Verschiedene Studien zum Problemkomplex „Ärztemangel“ gehen von einem hohen Verlust von Medizinstudierenden an den Universitäten aus. Der Studienerfolg der in- und ausländischen Medizinstudierenden in Deutschland und die Zahl der Absolventen erreichen jedoch Höchststände. Dies zeigen Daten des Statistischen Bundesamtes und Absolventenbefragungen vom Internationalen Zentrum für Hochschulforschung der Universität Kassel.

Bei den bisherigen Studien zum Problemkomplex wurden weder umfassende Befragungen noch entsprechende Daten des Statistischen Bundesamtes zum Medizinstudium (nur Staatsexamen) ausgewertet.
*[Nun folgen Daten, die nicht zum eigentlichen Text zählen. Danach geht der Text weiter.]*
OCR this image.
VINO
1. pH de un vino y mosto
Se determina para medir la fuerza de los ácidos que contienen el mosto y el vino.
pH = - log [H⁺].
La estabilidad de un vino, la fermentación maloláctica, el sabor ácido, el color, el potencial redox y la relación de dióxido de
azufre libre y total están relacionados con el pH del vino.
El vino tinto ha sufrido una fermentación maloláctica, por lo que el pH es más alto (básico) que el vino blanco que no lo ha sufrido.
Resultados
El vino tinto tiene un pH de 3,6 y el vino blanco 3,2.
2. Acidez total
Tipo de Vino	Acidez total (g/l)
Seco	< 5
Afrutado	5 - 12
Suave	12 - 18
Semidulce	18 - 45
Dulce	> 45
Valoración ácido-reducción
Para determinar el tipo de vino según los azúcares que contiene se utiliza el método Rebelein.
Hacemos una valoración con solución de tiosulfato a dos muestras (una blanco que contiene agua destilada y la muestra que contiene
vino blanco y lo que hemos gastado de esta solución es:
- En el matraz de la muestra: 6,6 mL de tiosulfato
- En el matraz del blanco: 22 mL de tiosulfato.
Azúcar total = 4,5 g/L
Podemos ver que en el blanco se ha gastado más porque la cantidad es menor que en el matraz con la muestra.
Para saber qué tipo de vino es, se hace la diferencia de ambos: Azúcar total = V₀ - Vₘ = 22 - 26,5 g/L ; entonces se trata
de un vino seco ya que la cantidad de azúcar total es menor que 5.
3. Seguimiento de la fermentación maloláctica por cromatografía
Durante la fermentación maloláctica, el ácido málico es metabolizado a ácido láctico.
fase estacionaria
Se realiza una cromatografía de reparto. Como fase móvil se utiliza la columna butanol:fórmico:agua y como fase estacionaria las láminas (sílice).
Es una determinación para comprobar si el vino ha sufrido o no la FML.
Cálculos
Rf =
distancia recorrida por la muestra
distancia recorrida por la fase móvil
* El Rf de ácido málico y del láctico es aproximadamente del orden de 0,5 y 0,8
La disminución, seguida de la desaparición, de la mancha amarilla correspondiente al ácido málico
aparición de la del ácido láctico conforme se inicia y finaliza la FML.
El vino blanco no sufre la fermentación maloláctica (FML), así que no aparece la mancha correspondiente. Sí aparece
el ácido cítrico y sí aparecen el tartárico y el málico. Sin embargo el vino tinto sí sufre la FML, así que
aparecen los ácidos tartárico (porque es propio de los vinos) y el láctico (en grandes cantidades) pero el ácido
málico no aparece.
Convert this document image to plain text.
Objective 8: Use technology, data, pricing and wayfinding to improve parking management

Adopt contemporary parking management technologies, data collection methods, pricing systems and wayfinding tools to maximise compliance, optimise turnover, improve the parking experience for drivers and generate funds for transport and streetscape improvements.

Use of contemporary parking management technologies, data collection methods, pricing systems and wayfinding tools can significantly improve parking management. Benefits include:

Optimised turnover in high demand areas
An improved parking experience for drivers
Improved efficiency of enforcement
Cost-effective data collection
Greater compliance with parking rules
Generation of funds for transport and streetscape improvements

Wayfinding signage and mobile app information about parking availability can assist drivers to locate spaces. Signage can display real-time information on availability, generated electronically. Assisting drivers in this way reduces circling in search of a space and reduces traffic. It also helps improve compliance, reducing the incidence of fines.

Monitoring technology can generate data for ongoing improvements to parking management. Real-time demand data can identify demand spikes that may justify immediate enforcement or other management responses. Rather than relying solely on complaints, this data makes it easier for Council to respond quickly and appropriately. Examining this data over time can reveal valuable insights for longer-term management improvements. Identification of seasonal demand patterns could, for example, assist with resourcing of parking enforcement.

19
Ihnen dienten vorrangig Serien des Bundesamtes zur „Medizin – Allgemein“ oder sekundäre Quellen als Ausgangsmaterial. „Dort wird innerhalb der Medizin aber nicht zwischen den verschiedenen Studiengängen unterschieden. Studierendenzahlen in Studiengängen mit den universitären Abschlüssen Bachelor, Master, Magister, Diplom, Promotion und Staatsexamen werden nur als Summe angegeben. Der Medizinische Fakultätentag (MFT) hat deshalb eine Sonderauswertung beim Statistischen Bundesamt für die Studierenden in der Humanmedizin mit dem Ziel „Staatsexamen“ in Auftrag gegeben,“ erläutert Professor Dieter Bitter-Suermann, MFT-Präsident. Das Ergebnis legt eine erfreuliche Entwicklung offen: Nach Daten des Statistischen Bundesamtes haben inzwischen die Absolventen mit einem Staatsexamen den Stand aus den Jahren der sogenannten „Ärzteschwemme“ wieder erreicht. Vor 14 Jahren gingen Ärzteorganisationen von 50.000 – 60.000 dauerhaft arbeitslosen Medizinern aus. Die Prognosen sind jedoch nicht eingetreten. Die Motivation des ärztlichen Nachwuchs, kurativ tätig zu werden, ist sehr hoch.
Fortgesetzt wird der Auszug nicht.